With a pile that can be either smooth or textured, velvet has been mainly associated with plain colours in a gorgeous array from light neutrals to rich blues, deep greens, shades of wine and berry, charcoals and of course, black. The latest trend however, coming out of Europe is seeing patterned velvets in oversized, bold prints. Velvet can be used for drapery and upholstery and brings an inherent sense of glamour to any room.
TIP: if your favourite design style is Luxe, classic or modern classic, then it should be one of your ‘go to’ fabrics.
Made from the fibres of the flax plant, I think linen is our favourite natural fibre at present. With the new softening techniques we love its relaxed yet elegant look with its fine weave and texture. Manufacturers of linen suggest it can be used in both drapery and upholstery as long as it has been rated for such usage.
TIP: before you buy linen always check the manufacturer’s recommended usage.
It looks great in plain neutrals, washed pastels as well as earthy tones and is currently available in all of these colourways. It is also being seen in floral and geometric patterns.
Linen is an ideal fabric for modern, modern classic, Hamptons, Scandinavian and modern country design styles.
Like linen, cotton is a natural fibre made from the fruit (called a boll) of the cotton plant. It comes in a huge variety of weaves and textures – everything from light and floaty such as swiss cotton to heavy and stiff such as denim. Cotton is just as likely to be patterned as it is plain so it is used a lot in drapery but can also be used in upholstery in its heavier incarnations.
Patterned cottons in global or ethnic prints, painterly florals and geometrics of all kinds are on trend and are equally seen on windows and seating.
Cotton can be used with most design schemes, depending on the weave and pattern.

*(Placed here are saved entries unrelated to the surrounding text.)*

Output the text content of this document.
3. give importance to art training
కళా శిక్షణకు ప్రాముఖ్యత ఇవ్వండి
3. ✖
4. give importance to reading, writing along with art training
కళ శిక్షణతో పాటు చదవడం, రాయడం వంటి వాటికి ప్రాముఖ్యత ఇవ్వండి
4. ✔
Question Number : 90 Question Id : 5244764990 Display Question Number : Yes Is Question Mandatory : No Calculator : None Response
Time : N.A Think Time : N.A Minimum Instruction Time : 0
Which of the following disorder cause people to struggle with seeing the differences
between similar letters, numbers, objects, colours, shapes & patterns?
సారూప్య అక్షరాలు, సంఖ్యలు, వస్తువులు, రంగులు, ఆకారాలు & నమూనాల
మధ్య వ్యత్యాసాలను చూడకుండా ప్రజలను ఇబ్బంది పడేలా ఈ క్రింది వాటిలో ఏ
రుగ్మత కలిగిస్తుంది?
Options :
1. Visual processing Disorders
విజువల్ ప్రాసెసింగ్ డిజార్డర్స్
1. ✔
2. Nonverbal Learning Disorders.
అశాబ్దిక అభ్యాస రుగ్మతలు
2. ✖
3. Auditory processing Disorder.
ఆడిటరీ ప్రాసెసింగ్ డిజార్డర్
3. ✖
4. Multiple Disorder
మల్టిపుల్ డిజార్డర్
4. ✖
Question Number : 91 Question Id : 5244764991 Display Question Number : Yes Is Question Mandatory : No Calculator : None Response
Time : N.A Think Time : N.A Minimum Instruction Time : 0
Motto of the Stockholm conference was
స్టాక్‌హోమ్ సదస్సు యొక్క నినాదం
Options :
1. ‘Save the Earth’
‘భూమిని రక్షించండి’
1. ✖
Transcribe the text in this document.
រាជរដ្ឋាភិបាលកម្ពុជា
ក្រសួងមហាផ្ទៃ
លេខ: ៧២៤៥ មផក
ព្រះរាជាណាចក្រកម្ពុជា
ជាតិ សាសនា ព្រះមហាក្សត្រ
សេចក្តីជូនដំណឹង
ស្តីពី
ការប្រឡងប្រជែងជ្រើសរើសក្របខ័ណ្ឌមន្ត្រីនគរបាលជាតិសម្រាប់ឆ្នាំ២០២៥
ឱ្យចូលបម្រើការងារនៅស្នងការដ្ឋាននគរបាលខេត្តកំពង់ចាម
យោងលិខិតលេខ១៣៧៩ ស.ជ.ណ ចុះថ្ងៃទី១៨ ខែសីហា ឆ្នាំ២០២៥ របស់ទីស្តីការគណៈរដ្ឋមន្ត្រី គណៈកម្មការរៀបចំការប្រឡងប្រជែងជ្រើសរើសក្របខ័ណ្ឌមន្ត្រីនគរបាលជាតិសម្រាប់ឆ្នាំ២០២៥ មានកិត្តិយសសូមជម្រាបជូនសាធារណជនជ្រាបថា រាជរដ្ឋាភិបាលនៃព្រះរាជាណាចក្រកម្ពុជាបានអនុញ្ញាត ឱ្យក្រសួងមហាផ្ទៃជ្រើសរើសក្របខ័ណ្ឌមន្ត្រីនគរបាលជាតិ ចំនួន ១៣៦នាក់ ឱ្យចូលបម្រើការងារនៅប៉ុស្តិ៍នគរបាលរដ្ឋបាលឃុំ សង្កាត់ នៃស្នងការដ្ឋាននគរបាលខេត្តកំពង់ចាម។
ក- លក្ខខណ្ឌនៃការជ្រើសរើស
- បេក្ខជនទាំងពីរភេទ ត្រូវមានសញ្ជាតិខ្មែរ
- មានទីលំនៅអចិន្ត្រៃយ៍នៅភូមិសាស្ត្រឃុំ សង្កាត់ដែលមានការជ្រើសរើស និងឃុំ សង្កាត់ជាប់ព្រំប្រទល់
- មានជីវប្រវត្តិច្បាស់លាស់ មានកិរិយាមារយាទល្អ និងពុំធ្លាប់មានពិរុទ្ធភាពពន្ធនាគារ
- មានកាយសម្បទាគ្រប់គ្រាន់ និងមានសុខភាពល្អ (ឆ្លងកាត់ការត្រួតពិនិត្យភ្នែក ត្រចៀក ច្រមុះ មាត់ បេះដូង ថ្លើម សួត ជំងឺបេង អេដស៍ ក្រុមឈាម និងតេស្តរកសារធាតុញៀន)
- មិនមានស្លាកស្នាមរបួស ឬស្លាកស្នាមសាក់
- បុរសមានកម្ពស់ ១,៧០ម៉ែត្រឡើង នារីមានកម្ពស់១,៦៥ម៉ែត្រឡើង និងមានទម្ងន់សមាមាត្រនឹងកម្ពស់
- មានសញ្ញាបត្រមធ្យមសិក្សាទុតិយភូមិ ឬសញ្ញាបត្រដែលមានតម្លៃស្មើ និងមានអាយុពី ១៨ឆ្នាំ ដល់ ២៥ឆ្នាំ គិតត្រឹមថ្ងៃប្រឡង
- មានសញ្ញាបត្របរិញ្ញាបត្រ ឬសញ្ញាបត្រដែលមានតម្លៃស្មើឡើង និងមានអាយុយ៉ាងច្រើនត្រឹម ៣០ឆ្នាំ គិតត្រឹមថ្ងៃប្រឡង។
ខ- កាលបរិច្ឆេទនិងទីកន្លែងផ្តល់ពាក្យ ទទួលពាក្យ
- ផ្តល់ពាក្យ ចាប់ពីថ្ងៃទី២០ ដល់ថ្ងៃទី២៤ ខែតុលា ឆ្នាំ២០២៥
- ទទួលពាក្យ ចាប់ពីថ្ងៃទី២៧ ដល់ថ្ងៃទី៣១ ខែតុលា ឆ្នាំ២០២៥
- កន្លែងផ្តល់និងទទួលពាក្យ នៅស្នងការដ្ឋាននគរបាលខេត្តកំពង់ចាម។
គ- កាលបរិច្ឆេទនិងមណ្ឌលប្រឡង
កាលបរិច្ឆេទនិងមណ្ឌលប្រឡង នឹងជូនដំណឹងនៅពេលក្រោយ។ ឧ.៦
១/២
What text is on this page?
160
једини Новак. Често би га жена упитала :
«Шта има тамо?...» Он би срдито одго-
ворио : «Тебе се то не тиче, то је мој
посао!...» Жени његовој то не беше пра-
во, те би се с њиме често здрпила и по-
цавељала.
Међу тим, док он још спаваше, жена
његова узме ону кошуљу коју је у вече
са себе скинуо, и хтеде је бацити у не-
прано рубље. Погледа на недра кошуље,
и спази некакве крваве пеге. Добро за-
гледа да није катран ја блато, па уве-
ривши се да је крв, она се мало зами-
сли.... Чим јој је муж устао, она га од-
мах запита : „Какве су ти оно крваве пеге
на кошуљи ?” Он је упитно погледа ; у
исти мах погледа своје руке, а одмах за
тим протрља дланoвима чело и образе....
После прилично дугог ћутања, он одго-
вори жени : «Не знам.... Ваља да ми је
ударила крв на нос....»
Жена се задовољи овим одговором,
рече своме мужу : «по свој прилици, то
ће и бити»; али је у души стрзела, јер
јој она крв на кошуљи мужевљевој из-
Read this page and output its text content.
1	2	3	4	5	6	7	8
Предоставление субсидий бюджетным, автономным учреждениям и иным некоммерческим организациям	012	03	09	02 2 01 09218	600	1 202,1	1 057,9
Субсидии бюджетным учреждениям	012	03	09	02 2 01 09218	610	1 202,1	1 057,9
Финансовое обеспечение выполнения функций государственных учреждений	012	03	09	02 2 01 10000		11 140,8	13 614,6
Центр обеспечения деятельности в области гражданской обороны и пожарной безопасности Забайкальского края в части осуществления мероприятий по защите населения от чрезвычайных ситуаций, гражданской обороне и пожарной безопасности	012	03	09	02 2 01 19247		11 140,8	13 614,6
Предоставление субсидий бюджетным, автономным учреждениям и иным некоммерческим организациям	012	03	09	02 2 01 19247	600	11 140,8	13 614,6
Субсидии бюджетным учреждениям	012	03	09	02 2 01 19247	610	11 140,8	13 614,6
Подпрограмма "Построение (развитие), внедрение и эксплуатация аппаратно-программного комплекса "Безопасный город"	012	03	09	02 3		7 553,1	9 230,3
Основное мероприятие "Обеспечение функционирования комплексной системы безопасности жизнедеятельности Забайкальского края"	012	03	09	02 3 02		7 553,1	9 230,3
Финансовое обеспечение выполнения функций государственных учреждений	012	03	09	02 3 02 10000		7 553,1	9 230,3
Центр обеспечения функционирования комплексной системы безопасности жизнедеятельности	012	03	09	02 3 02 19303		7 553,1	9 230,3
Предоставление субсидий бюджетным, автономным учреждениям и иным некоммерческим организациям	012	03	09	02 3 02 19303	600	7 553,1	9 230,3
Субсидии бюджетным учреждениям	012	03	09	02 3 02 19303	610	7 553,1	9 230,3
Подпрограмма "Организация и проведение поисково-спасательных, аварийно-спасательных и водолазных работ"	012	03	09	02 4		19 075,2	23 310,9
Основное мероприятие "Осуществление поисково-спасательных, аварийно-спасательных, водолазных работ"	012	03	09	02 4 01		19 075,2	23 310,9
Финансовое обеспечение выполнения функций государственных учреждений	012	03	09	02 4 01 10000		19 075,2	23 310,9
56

TIP: Natural fibres are more susceptible to UV damage from sunlight, shortening their lifespan. For this reason it is quite common to see a mix of natural and synthetic fibres woven together to create beautiful fabrics. They can still retain the look of the natural fibre but benefit from the durability of the synthetic, commonly polyester. Natural fibres can also shrink when cleaned as well as stretch and sag over time, so adding synthetics minimises these problems too.
Wool has made a recent comeback in upholstery fabrics, predominantly in block colours and smaller self patterns. It too can be mixed with a synthetic although wool on its own is quite durable. Some people are allergic to wool or simply don’t like the feel of it so this is something to bear in mind if considering a wool fabric for that sofa or chair.
TIP: While all wool has a tendecy to pill a bit, cheaper wool fabrics may pill badly and for a long time so make sure you ask for a sample cutting and give it a good rub together to see what happens.
Incorporating a metallic thread into a fabric, often a sheer or using a fabric that has an overall metallic lustre is still on trend. From plains through to patterns, including stripes it seems we really do love a little bit of luxe! Anything shiny/sheeny also helps to add light to a space.
Perfect for contemporary, classic, modern classic and luxe design styles!